Ohne die Option, in beide Richtungen zu funktionieren und gegebenenfalls den Ausstoß zu erhöhen, könne die AirSense 10 nicht als Beatmungsgerät für Patienten genutzt werden, die Atemnot haben. Doch Hudson sagt, nachdem er die Firmware umkonstruiert habe, stimme das schlicht nicht mehr.
Um seine Entdeckung zu demonstrieren, veröffentlichte Hudson am Dienstag einen sogenannten Patch, der versteckte Funktionen innerhalb der AirSense freischaltet. Der Patch trägt den Namen Airbreak – in Anspielung auf die populären Jailbreak-Patches, mit denen Hacker die Sperren bei iPhones und iPads aufheben, um so die Systemarchitektur modifizieren zu können. Während aber Jailbreaks die Installation nicht autorisierter Software und die Manipulation der Systemstruktur ermöglichen, macht Airbreak aus der AirSense 10 eine Zweiwege-Atemwegsdruck-Maschine, eine sogenannte BiPAP.
Hudson und sein Forscherteam schreiben auf ihrer Website, dass “unsere Änderungen die AirSense S10 beinahe auf Augenhöhe mit BiPAP-Geräten desselben Herstellers bringen. Wir vervielfachen den maximalen Ausgangsdruck und schaffen einen Ansatz, weitere spezifische Notfall-Beatmungsfunktionen zu ergänzen."
Zweiwege-Atemwegsdruck-Geräte werden normalerweise nicht für die Behandlung von Covid-19-Patienten zugelassen. Aber aufgrund des Mangels an invasiven Beatmungsgeräten, also denjenigen, bei denen Patienten intubiert sind, um beatmet zu werden, hat die amerikanische Gesundheitsbehörde FDA eine zeitlich begrenzte Genehmigung der BiPAP-Geräte zu Beatmung von Covid-19-Patienten erteilt.

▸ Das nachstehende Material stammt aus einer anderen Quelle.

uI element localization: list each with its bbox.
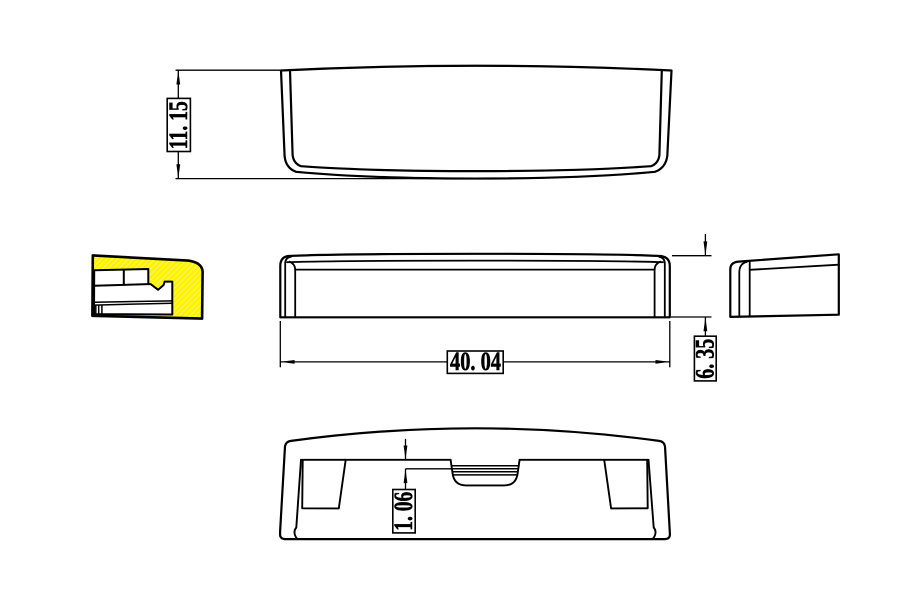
svg-text:6. 35: 6. 35 (691, 339, 720, 379)
svg-text:11. 15: 11. 15 (164, 101, 193, 149)
svg-text:40. 04: 40. 04 (450, 347, 501, 376)
svg-text:1. 06: 1. 06 (389, 492, 418, 531)
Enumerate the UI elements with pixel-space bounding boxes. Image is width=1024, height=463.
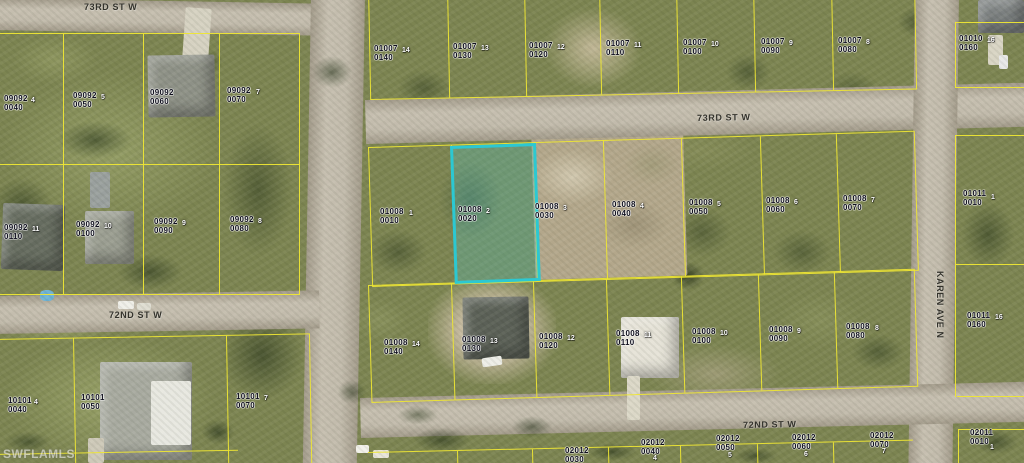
parcel-label-02012-0030: 02012 0030 — [565, 446, 589, 463]
parcel-marker: 1 — [991, 194, 995, 202]
parcel-label-02012-0070: 02012 0070 — [870, 431, 894, 449]
parcel-marker: 7 — [871, 197, 875, 205]
parcel-label-01007-0120: 01007 0120 — [529, 41, 553, 59]
parcel-marker: 6 — [794, 199, 798, 207]
parcel-label-09092-0080: 09092 0080 — [230, 215, 254, 233]
parcel-label-09092-0040: 09092 0040 — [4, 94, 28, 112]
street-label: 73RD ST W — [84, 2, 137, 12]
parcel-label-01008-0090: 01008 0090 — [769, 325, 793, 343]
parcel-label-01008-0140: 01008 0140 — [384, 338, 408, 356]
parcel-marker: 11 — [32, 226, 39, 234]
parcel-marker: 4 — [31, 97, 35, 105]
parcel-label-01008-0070: 01008 0070 — [843, 194, 867, 212]
parcel-marker: 16 — [995, 314, 1003, 322]
street-label: KAREN AVE N — [935, 271, 945, 339]
parcel-label-09092-0070: 09092 0070 — [227, 86, 251, 104]
parcel-marker: 9 — [182, 220, 186, 228]
parcel-marker: 2 — [486, 208, 490, 216]
parcel-label-02012-0050: 02012 0050 — [716, 434, 740, 452]
parcel-label-01008-0020: 01008 0020 — [458, 205, 482, 223]
parcel-label-02012-0060: 02012 0060 — [792, 433, 816, 451]
parcel-label-01011-0160: 01011 0160 — [967, 311, 990, 329]
parcel-label-01008-0110: 01008 0110 — [616, 329, 640, 347]
parcel-label-01007-0110: 01007 0110 — [606, 39, 630, 57]
parcel-marker: 4 — [653, 455, 657, 463]
street-label: 73RD ST W — [697, 112, 751, 123]
street-label: 72ND ST W — [743, 419, 797, 430]
parcel-label-01008-0080: 01008 0080 — [846, 322, 870, 340]
parcel-label-01011-0010: 01011 0010 — [963, 189, 986, 207]
parcel-label-01008-0030: 01008 0030 — [535, 202, 559, 220]
street-label: 72ND ST W — [109, 310, 162, 320]
parcel-label-09092-0060: 09092 0060 — [150, 88, 174, 106]
parcel-label-01008-0050: 01008 0050 — [689, 198, 713, 216]
parcel-label-02012-0040: 02012 0040 — [641, 438, 665, 456]
parcel-marker: 11 — [644, 332, 651, 340]
parcel-marker: 14 — [402, 47, 410, 55]
parcel-label-01008-0100: 01008 0100 — [692, 327, 716, 345]
parcel-marker: 4 — [34, 399, 38, 407]
aerial-parcel-map[interactable]: SWFLAMLS 73RD ST W73RD ST W72ND ST W72ND… — [0, 0, 1024, 463]
parcel-label-09092-0090: 09092 0090 — [154, 217, 178, 235]
parcel-marker: 5 — [728, 452, 732, 460]
parcel-marker: 7 — [264, 395, 268, 403]
parcel-marker: 10 — [104, 223, 112, 231]
parcel-marker: 12 — [567, 335, 575, 343]
parcel-marker: 1 — [409, 210, 413, 218]
parcel-marker: 16 — [987, 37, 995, 45]
parcel-label-10101-0070: 10101 0070 — [236, 392, 260, 410]
parcel-marker: 11 — [634, 42, 641, 50]
parcel-marker: 6 — [804, 451, 808, 459]
parcel-marker: 10 — [720, 330, 728, 338]
parcel-label-09092-0100: 09092 0100 — [76, 220, 100, 238]
parcel-label-01008-0120: 01008 0120 — [539, 332, 563, 350]
parcel-marker: 14 — [412, 341, 420, 349]
parcel-marker: 4 — [640, 203, 644, 211]
parcel-marker: 5 — [717, 201, 721, 209]
parcel-marker: 7 — [256, 89, 260, 97]
parcel-label-01008-0130: 01008 0130 — [462, 335, 486, 353]
parcel-marker: 5 — [101, 94, 105, 102]
watermark: SWFLAMLS — [3, 447, 75, 461]
parcel-label-01008-0060: 01008 0060 — [766, 196, 790, 214]
parcel-label-01008-0010: 01008 0010 — [380, 207, 404, 225]
parcel-label-10101-0040: 10101 0040 — [8, 396, 32, 414]
labels-layer: SWFLAMLS 73RD ST W73RD ST W72ND ST W72ND… — [0, 0, 1024, 463]
parcel-marker: 13 — [490, 338, 498, 346]
parcel-marker: 10 — [711, 41, 719, 49]
parcel-marker: 8 — [866, 39, 870, 47]
parcel-label-01007-0100: 01007 0100 — [683, 38, 707, 56]
parcel-label-09092-0050: 09092 0050 — [73, 91, 97, 109]
parcel-marker: 13 — [481, 45, 489, 53]
parcel-label-09092-0110: 09092 0110 — [4, 223, 28, 241]
parcel-label-10101-0050: 10101 0050 — [81, 393, 105, 411]
parcel-label-01008-0040: 01008 0040 — [612, 200, 636, 218]
parcel-marker: 1 — [990, 444, 994, 452]
parcel-label-01007-0130: 01007 0130 — [453, 42, 477, 60]
parcel-label-01007-0090: 01007 0090 — [761, 37, 785, 55]
parcel-label-01007-0140: 01007 0140 — [374, 44, 398, 62]
parcel-label-01007-0080: 01007 0080 — [838, 36, 862, 54]
parcel-marker: 12 — [557, 44, 565, 52]
parcel-marker: 3 — [563, 205, 567, 213]
parcel-marker: 8 — [875, 325, 879, 333]
parcel-marker: 7 — [882, 448, 886, 456]
parcel-marker: 9 — [797, 328, 801, 336]
parcel-label-01010-0160: 01010 0160 — [959, 34, 983, 52]
parcel-marker: 9 — [789, 40, 793, 48]
parcel-marker: 8 — [258, 218, 262, 226]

Voraussetzung für diese Genehmigung sind Filter, die eine Verteilung des Virus verhindern. Jetzt haben sich gleich mehrere Organisationen an die Umrüstung der Geräte gemacht. Die Mobilisierung Hunderttausender günstiger CPAP-Beatmungsgeräte könnte perspektivisch die verzweifelte Lage in vielen Krankenhäusern zumindest lindern.
Umwandlung günstiger Beatmungsgeräte übers Digitale?
Allerdings ist auch den Forschern um Trammell Hudson klar, dass Airbreak nicht bei Geräten angewandt werden sollte, die Covid-19-Patienten behandeln – noch nicht. Das Ziel der Gruppe ist es, zu beweisen, dass AirSense 10 über Notfall-Beatmungsfunktionen verfügt. Am liebsten wäre ihnen nach eigener Aussage, dass Resmed bald ein eigenes Firmware-Update veröffentlicht, dass die Beatmungsfunktionen freigibt.
Bei ResMed bleibt man skeptisch. Auf die Frage von arstechnica, ob man denn willens sei, mit den Digitalexperten bei der Umwandlung der günstigen Geräte zu kooperieren, sagte Sprecherin Tracy Moehnke: “Wir untersuchen diese Option bereits, aber unser Hauptaugenmerk liegt weiterhin darauf, die Produktion unserer aktuellen Beatmungsgeräte, Masken und deren Zubehör zu maximieren."